# **Introduction**

This notebook is for implementing a Deep Q-Network (DQN) algorithm for the ``cartpole`` environment offered through Gymnasium. Gymnasium is an open source Python library for developing and comparing reinforcement learning algorithms, through the use of a standardized API.

# **Import Packages**

This section imports the necessary packages:

In [28]:
# import these packages:
import gymnasium as gym
import numpy as np
import random
from tqdm import tqdm
import matplotlib.pyplot as plt

import tensorflow as tf
from tensorflow import keras
from tensorflow.keras.layers import Input, Dense, BatchNormalization, Dropout
from tensorflow.keras.optimizers import Adam

from collections import deque

# **Environment Setup**

This section sets up the environment and defines the relevant functions needed for this implementation.

##### Function for Making Keras Models:

In [29]:
# function for making a keras model:
def make_model(layers, neurons, rate, norm, drop, input_shape, output_shape, loss_function):
    # instantiate model:
    model = keras.Sequential()

    # add hidden layers:
    for i in range(layers):
        if i == 0:
            model.add(Input(shape = (input_shape, )))
            model.add(Dense(neurons, activation = 'relu', name = f'hidden_layer_{i+1}'))
        else:
            model.add(Dense(neurons, activation = 'relu', name = f'hidden_layer_{i+1}'))

        if norm == True:
            model.add(BatchNormalization(name = f'batch_norm_layer_{i+1}'))

        if drop == True:
            model.add(Dropout(0.2, name = f'dropout_layer_{i+1}'))
    
    # add output layer:
    model.add(Dense(output_shape, activation = 'linear', name = 'output_layer'))

    # compile the model:
    model.compile(optimizer = Adam(learning_rate = rate),
                  loss = loss_function)
    
    return model 

##### DQN Class:

In [None]:

# DQN agent class:
class DQN_Agent:
    ####################### INITIALIZATION #######################
    # constructor:
    def __init__(self, 
        env: gym.Env, 
        gamma: float, 
        alpha: float,
        epsilon: float,
        epsilon_min: float,
        epsilon_decay: float,
        batch_size: int,
        buffer_size: int,
        target_update_freq: int, 
        layers = int,
        neurons = int):
        """ 
        this is the constructor for the agent. this agent uses a DQN to learn an optimal policy, through the use of approximator neural network 
        to approximate action-value Q, and a target network to generate a Q-target used in the updating of Q(s,a). this is done to prevent updates
        to the network weights from changing the target, meaning that we aren't bootstrapping towards a changing target. this helps to stabilize the learning.

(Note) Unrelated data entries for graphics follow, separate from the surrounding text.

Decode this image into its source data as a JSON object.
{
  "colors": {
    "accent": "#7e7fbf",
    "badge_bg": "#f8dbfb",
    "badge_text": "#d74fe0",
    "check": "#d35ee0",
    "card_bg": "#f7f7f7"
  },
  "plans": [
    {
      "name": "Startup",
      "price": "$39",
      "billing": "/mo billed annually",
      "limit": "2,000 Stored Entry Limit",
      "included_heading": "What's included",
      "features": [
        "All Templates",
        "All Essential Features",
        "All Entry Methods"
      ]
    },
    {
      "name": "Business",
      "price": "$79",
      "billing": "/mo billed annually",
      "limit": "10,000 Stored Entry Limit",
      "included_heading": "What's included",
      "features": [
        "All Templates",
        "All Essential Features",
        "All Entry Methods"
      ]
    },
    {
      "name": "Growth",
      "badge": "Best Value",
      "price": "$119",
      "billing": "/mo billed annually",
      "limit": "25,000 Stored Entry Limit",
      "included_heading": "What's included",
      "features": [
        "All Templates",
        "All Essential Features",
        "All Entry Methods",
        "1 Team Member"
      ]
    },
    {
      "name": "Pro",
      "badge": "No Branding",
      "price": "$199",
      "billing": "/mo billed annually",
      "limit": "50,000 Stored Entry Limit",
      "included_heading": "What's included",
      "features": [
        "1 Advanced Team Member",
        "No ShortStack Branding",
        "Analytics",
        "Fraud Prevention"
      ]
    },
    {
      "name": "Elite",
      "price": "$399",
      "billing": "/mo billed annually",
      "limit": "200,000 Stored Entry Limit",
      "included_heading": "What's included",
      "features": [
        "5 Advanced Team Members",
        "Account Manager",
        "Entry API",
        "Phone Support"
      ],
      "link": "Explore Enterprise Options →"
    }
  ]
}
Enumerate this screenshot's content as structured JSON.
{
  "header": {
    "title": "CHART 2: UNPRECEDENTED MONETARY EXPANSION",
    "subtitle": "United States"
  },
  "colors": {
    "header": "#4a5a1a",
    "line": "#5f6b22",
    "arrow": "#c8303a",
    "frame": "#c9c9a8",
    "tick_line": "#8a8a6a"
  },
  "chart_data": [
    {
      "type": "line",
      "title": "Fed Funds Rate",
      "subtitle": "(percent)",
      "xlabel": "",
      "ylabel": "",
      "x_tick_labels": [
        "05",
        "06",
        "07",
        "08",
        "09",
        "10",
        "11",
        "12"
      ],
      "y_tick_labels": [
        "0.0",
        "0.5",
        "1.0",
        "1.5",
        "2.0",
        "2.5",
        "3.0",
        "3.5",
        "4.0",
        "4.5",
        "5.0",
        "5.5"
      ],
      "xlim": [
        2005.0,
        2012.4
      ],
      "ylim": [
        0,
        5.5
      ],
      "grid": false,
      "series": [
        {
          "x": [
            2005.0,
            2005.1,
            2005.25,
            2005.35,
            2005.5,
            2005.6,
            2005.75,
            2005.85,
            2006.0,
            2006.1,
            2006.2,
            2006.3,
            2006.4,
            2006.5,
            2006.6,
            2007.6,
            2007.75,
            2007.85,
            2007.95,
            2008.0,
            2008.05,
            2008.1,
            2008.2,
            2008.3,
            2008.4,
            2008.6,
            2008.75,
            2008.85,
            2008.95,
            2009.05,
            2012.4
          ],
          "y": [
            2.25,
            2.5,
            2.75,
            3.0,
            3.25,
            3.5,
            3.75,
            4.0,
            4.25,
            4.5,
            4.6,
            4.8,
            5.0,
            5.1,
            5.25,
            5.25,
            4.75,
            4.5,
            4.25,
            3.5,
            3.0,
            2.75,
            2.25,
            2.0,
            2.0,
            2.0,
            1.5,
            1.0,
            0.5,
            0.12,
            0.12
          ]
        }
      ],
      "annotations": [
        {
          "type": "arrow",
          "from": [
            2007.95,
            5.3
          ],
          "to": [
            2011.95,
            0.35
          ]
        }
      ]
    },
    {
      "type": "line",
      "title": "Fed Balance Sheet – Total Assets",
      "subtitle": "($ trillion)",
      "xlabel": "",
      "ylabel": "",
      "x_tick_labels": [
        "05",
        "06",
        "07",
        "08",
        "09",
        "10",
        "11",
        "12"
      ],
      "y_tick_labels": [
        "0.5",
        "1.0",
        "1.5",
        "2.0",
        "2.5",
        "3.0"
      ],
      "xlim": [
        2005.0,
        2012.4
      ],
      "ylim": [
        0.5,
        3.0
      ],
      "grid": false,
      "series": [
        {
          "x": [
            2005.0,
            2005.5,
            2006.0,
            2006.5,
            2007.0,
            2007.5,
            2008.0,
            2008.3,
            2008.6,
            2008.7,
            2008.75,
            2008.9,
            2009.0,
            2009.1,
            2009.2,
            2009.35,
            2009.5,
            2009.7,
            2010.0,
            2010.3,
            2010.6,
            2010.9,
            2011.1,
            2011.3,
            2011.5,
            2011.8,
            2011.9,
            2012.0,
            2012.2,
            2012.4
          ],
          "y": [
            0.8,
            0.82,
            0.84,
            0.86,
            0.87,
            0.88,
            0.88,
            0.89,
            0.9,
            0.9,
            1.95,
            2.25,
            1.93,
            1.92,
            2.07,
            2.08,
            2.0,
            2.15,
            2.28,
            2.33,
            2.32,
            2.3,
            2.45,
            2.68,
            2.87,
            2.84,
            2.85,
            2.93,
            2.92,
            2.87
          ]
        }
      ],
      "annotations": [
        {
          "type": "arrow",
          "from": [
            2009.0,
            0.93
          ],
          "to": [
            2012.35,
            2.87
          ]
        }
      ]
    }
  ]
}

        env:                    a gymnasium environment
        gamma:                  a float value indicating the discount factor
        alpha:                  a float value indicating the learning rate
        epsilon:                a float value indicating the action-selection probability ε
        epsilon_min:            a float value indicating the minimum ε value
        epsilon_decay:          a float value indicating the decay rate of ε
        batch_size:             an int representing the batch size sampled from the experience
        buffer_size:            an int representing the size of the memory buffer
        target_update_freq:     an int representing how frequently the target network weights should be updated
        layers:                 an int representing the number of layers in each network
        neurons:                an int representing the number of neurons in each network

        nS:         an int representing the number of states observed, each of which is continuous
        nA:         an int representing the number of discrete actions that can be taken

        approximator_network:       a Keras sequential neural network representing the actual function approximator
        target_network:             a Keras sequential neural network representing responsible for generating Q-targets
        experience:                 an empty deque used to hold the experience history of the agent, limited to buffer_size


        """
        # object parameters:
        self.env = env
        self.gamma = gamma
        self.alpha = alpha
        self.epsilon = epsilon
        self.epsilon_min = epsilon_min
        self.epsilon_decay = epsilon_decay

        # experience history and mini-batch size:
        self.experience = deque(maxlen = buffer_size)
        self.batch_size = batch_size
        self.step_counter = 0

        # get the environment dimensions:
        self.nS = self.env.observation_space.shape[0]
        self.nA = self.env.action_space.n

        # initialize networks:
        self.approximator_network = make_model(layers = layers, neurons = neurons, rate = alpha,
                                                norm = False, drop = False,
                                                input_shape = self.nS, output_shape = self.nA,
                                                loss_function = 'mse')
        self.target_network = keras.models.clone_model(self.approximator_network)
        self.target_network.set_weights(self.approximator_network.get_weights())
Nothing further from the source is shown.